Summary:	[iSCSI]; Incorrect number of tcmu-runner daemons reported after GWs go down and come back up
Product:	[Red Hat Storage] Red Hat Ceph Storage	Reporter:	Tejas <tchandra>
Component:	iSCSI	Assignee:	Jason Dillaman <jdillama>
Status:	CLOSED WONTFIX	QA Contact:	Tejas <tchandra>
Severity:	medium	Docs Contact:	Erin Donnelly <edonnell>
Priority:	unspecified
Version:	3.0	CC:	ceph-eng-bugs, ceph-qe-bugs, edonnell, jdillama, tchandra
Target Milestone:	rc
Target Release:	3.*
Hardware:	Unspecified
OS:	Unspecified
Whiteboard:
Fixed In Version:		Doc Type:	Known Issue
Doc Text:	.Incorrect number of `tcmu-runner` daemons reported after iSCSI target LUNs fail and recover After iSCSI target Logical Unit Numbers (LUNs) recover from a failure, the `ceph -s` command in certain cases outputs an incorrect number of `tcmu-runner` daemons.	Story Points:	---
Clone Of:		Environment:
Last Closed:	2019-02-26 16:14:54 UTC	Type:	Bug
Regression:	---	Mount Type:	---
Documentation:	---	CRM:
Verified Versions:		Category:	---
oVirt Team:	---	RHEL 7.3 requirements from Atomic Host:
Cloudforms Team:	---	Target Upstream Version:
Embargoed:
Bug Depends On:
Bug Blocks:	1494421

Description Tejas 2017-10-18 04:42:19 UTC

Description of problem:


Version-Release number of selected component (if applicable):
ceph version 12.2.1-14.el7cp
libtcmu-1.3.0-0.4.el7cp.x86_64

In the 'ceph -s' command output the number of tcmu-runner daemons is reported.

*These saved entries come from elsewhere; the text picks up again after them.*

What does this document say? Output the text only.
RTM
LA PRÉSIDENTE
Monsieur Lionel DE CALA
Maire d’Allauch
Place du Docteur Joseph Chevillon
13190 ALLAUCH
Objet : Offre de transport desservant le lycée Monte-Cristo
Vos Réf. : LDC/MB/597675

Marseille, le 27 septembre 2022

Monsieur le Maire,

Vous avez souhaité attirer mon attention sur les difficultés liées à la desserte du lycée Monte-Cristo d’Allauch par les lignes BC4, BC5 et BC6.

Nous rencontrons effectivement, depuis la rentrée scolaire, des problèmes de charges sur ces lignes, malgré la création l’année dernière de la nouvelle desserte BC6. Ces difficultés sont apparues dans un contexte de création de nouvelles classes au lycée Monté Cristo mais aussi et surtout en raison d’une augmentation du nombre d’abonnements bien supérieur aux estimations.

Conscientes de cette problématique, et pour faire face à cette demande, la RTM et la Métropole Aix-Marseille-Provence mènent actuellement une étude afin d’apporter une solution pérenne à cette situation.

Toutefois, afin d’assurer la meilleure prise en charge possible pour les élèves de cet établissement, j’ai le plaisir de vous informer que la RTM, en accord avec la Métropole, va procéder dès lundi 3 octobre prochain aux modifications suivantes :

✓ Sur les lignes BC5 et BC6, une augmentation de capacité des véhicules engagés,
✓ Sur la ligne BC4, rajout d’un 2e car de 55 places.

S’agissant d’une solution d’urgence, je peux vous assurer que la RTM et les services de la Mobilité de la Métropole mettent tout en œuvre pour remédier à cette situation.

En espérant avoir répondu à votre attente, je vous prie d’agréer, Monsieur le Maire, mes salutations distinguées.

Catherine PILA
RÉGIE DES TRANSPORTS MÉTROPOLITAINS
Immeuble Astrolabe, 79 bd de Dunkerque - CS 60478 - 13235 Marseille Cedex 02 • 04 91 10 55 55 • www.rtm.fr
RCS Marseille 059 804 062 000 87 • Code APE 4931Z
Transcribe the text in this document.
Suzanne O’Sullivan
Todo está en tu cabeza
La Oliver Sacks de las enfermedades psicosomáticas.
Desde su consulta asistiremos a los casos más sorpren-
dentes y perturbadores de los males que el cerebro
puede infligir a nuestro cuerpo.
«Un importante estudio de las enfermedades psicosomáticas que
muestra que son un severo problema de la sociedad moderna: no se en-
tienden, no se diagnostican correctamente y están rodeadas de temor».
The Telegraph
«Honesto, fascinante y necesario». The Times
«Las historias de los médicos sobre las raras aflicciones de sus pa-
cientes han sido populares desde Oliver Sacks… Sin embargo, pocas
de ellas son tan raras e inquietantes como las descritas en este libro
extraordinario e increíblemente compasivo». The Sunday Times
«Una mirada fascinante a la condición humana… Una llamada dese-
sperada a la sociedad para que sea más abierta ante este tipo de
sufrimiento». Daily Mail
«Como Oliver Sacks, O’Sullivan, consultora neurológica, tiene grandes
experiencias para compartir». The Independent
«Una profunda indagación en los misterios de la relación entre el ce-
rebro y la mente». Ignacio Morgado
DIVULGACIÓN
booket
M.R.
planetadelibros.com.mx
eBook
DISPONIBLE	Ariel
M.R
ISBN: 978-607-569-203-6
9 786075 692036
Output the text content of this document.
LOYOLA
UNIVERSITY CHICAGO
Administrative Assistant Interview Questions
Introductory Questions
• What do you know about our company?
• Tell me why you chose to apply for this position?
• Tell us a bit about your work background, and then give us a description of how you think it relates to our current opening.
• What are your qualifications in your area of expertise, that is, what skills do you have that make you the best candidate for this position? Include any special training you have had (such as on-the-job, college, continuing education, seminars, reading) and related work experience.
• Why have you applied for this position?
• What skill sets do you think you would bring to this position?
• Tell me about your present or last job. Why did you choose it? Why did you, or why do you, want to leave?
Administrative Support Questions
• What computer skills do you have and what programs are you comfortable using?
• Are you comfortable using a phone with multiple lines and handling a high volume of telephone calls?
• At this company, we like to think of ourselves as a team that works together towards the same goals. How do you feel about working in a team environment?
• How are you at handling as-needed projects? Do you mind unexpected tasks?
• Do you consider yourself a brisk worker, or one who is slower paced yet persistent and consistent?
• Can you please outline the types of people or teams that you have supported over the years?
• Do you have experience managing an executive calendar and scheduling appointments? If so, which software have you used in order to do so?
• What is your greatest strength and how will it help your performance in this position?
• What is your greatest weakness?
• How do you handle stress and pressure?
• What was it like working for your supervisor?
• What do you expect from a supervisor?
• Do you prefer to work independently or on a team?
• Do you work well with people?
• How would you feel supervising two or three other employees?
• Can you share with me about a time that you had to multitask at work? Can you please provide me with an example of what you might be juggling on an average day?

I am disabling the network interface on the GW nodes, and after a while bringing it back up.
Command used:
ifdown <eth>
ifup <eth>

Total luns: 122
expected tcmu daemons: 488

After 1 GW network dwon:
 ceph -s
  cluster:
    id:     2057393b-ce5e-4821-9eb0-96519e801921
    health: HEALTH_OK
 
  services:
    mon:         3 daemons, quorum havoc,mustang,skytrain
    mgr:         mustang(active)
    osd:         20 osds: 20 up, 20 in
    rgw:         1 daemon active
    tcmu-runner: 257 daemons active   <----------------
 
  data:
    pools:   13 pools, 842 pgs
    objects: 1140k objects, 3320 GB
    usage:   9960 GB used, 12284 GB / 22245 GB avail
    pgs:     842 active+clean




After all 4 GWs have gone down and come back up:
~]# ceph -s
  cluster:
    id:     2057393b-ce5e-4821-9eb0-96519e801921
    health: HEALTH_OK
 
  services:
    mon:         3 daemons, quorum havoc,mustang,skytrain
    mgr:         mustang(active)
    osd:         20 osds: 20 up, 20 in
    rgw:         1 daemon active
    tcmu-runner: 31 daemons active    <---------------
 
  data:
    pools:   13 pools, 842 pgs
    objects: 1140k objects, 3320 GB
    usage:   9961 GB used, 12284 GB / 22245 GB avail
    pgs:     842 active+clean
 
  io:
    client:   10743 B/s rd, 111 MB/s wr, 10 op/s rd, 511 op/s wr

Comment 3 Jason Dillaman 2017-10-18 13:16:44 UTC

@Tejas: the service daemons have a 60 second grace period (by default). Did you check the daemon state after 60 seconds had passed?